PCBA EMS & NPI (New Product Introduction)
Acquisition Criteria:
The Buyer – it generates ~$340mm in revenue and ~$50mm in EBITDA – is a North American electronics manufacturing services provider specializing in high-mix, low-volume engineering, design, prototyping, testing, assembly, and lifecycle support services for blue-chip original equipment manufacturers across a range of end markets.
The wanted company is an electronics manufacturing services provider specializing in high-mix, low-volume engineering, design, prototyping, testing, assembly, and lifecycle support services for blue-chip original equipment manufacturers across a range of end markets.

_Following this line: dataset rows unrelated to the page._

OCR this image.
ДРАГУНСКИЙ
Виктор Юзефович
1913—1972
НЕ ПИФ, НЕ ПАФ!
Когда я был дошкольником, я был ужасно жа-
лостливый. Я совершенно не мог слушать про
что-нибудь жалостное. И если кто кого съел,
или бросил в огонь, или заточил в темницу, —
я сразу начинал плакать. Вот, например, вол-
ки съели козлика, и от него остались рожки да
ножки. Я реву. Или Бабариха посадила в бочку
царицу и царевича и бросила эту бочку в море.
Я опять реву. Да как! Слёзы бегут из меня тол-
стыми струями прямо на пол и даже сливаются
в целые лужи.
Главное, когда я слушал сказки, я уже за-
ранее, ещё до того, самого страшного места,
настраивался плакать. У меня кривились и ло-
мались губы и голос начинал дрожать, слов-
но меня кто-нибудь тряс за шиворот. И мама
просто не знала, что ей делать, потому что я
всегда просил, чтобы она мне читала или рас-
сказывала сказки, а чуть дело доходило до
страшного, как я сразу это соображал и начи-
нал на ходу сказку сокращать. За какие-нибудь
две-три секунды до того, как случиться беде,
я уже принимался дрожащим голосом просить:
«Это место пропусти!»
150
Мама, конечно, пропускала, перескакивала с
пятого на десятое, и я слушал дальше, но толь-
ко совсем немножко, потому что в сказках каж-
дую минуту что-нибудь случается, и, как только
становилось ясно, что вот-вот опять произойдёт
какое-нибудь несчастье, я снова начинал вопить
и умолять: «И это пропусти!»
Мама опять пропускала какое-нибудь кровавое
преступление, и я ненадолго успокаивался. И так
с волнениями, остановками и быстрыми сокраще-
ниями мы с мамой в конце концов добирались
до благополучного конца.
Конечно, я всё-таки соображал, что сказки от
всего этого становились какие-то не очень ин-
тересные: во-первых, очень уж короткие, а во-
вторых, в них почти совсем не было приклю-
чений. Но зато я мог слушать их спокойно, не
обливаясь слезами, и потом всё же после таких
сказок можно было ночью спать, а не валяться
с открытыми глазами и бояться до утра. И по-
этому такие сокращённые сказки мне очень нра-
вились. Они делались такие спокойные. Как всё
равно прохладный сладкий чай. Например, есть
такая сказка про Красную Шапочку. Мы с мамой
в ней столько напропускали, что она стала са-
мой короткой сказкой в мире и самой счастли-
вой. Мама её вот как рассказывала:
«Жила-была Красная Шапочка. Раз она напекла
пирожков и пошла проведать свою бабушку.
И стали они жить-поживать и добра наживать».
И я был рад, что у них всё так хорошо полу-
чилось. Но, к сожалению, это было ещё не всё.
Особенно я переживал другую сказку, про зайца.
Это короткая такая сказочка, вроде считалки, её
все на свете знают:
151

The buyer is looking for a target in the same space. The company preferably has double-digit / mid-teens margins, >$20mm of revenue for PCBA, >$5mm of revenue for NPI (New Product Introduction) with strong revenue synergies, and strong top-customer relationships. The buyer is willing to consider smaller margins for tuck-ins / attractive capabilities.
The preferred end market has minimal to no semiconductor exposure focusing on medicine, other HMLV, and Aerospace & Defence. The geography criteria of the target company are the following: current market tuck-ins, new domestic markets, low-cost nearshore countries, Europe, and Asia, ex. China (e.g. Vietnam, Malaysia). The preferred capabilities of the company are NPI (New Product Introduction) – Interactive process with customers’ R&D engineers to refine product design and optimize manufacturability and testability. A facility offering quick-turn proto-types with one-to-five-day turnarounds -, design/engineering, core EMS capabilities, aftermarket services, and discrete automation.